Тут он услышал, что прочие обитатели дома проснулись, и тут же удалился в свое убежище, а я вздохнула спокойно. Но после обеда, когда Джозеф с Гэртоном ушли работать в поле, он вновь появился на кухне, дико озираясь. Он потребовал, чтобы я пришла и посидела с ним в зале, потому что не хотел оставаться там в одиночестве. Я отказалась, честно сказав ему, что меня пугают его слова и поступки и что нет у меня ни храбрости, ни желания в одиночку составить ему компанию.

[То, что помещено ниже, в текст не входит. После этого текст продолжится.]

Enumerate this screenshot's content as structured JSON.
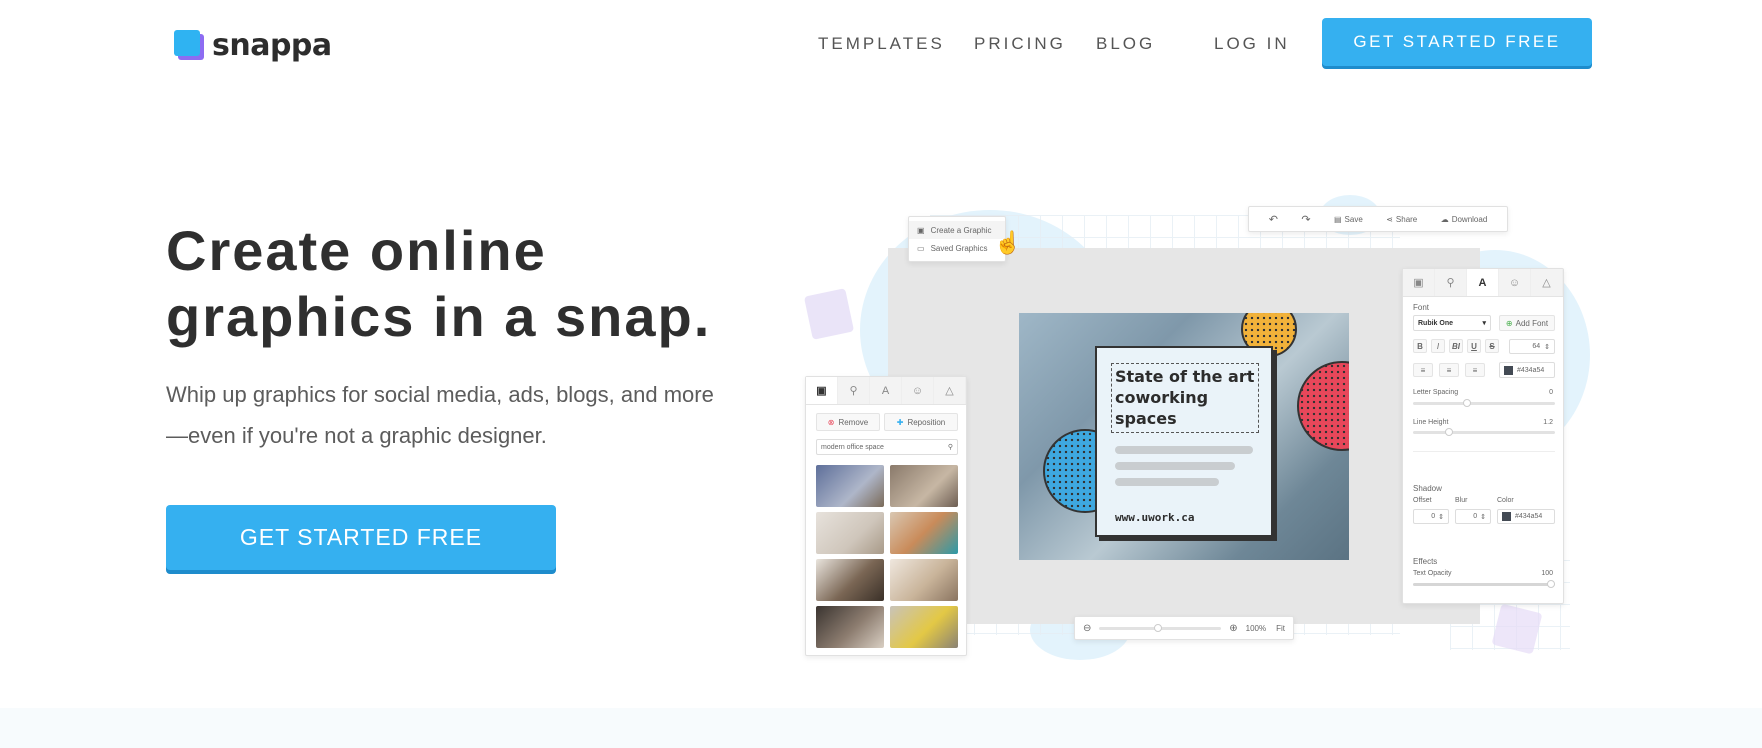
{
  "header": {
    "logo_text": "snappa",
    "nav": [
      "TEMPLATES",
      "PRICING",
      "BLOG"
    ],
    "login": "LOG IN",
    "cta": "GET STARTED FREE"
  },
  "hero": {
    "title_line1": "Create online",
    "title_line2": "graphics in a snap.",
    "subtitle_line1": "Whip up graphics for social media, ads, blogs, and more",
    "subtitle_line2": "—even if you're not a graphic designer.",
    "cta": "GET STARTED FREE"
  },
  "mockup": {
    "popup": {
      "create": "Create a Graphic",
      "saved": "Saved Graphics"
    },
    "toolbar": {
      "save": "Save",
      "share": "Share",
      "download": "Download"
    },
    "left_panel": {
      "tabs": [
        "▣",
        "⚲",
        "A",
        "☺",
        "△"
      ],
      "remove": "Remove",
      "reposition": "Reposition",
      "search_value": "modern office space"
    },
    "right_panel": {
      "tabs": [
        "▣",
        "⚲",
        "A",
        "☺",
        "△"
      ],
      "font_label": "Font",
      "font_value": "Rubik One",
      "add_font": "Add Font",
      "style_buttons": [
        "B",
        "I",
        "BI",
        "U",
        "S"
      ],
      "font_size": "64",
      "color_hex": "#434a54",
      "letter_spacing_label": "Letter Spacing",
      "letter_spacing_value": "0",
      "line_height_label": "Line Height",
      "line_height_value": "1.2",
      "shadow_label": "Shadow",
      "offset_label": "Offset",
      "blur_label": "Blur",
      "color_label": "Color",
      "offset_value": "0",
      "blur_value": "0",
      "shadow_color": "#434a54",
      "effects_label": "Effects",
      "text_opacity_label": "Text Opacity",
      "text_opacity_value": "100"
    },
    "design": {
      "title": "State of the art coworking spaces",
      "url": "www.uwork.ca"
    },
    "zoom": {
      "value": "100%",
      "fit": "Fit"
    }
  },
  "colors": {
    "brand_blue": "#35b0f0",
    "logo_purple": "#8d6cf2",
    "dot_blue": "#3ea8e0",
    "dot_yellow": "#f2b23a",
    "dot_red": "#e8475a"
  }
}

– Ты, верно, считаешь, что я – сам дьявол, – сказал он с жутковатым смешком, – исчадие ада, с которым под одним кровом оставаться – страшный грех?
Потом он обернулся к Кэтрин, которая была тут же и при его приближении спряталась за моей спиной, и с издевкой добавил:
– Тогда, может быть, ты желаешь пойти со мной, моя птичка? Нет? Ну конечно, я для тебя хуже черта. Но есть, есть одна, которая не побоится моего общества! Но, Бог мой, до чего же она безжалостна! Проклятие! Такого ни одна плоть и кровь не может вынести, даже моя!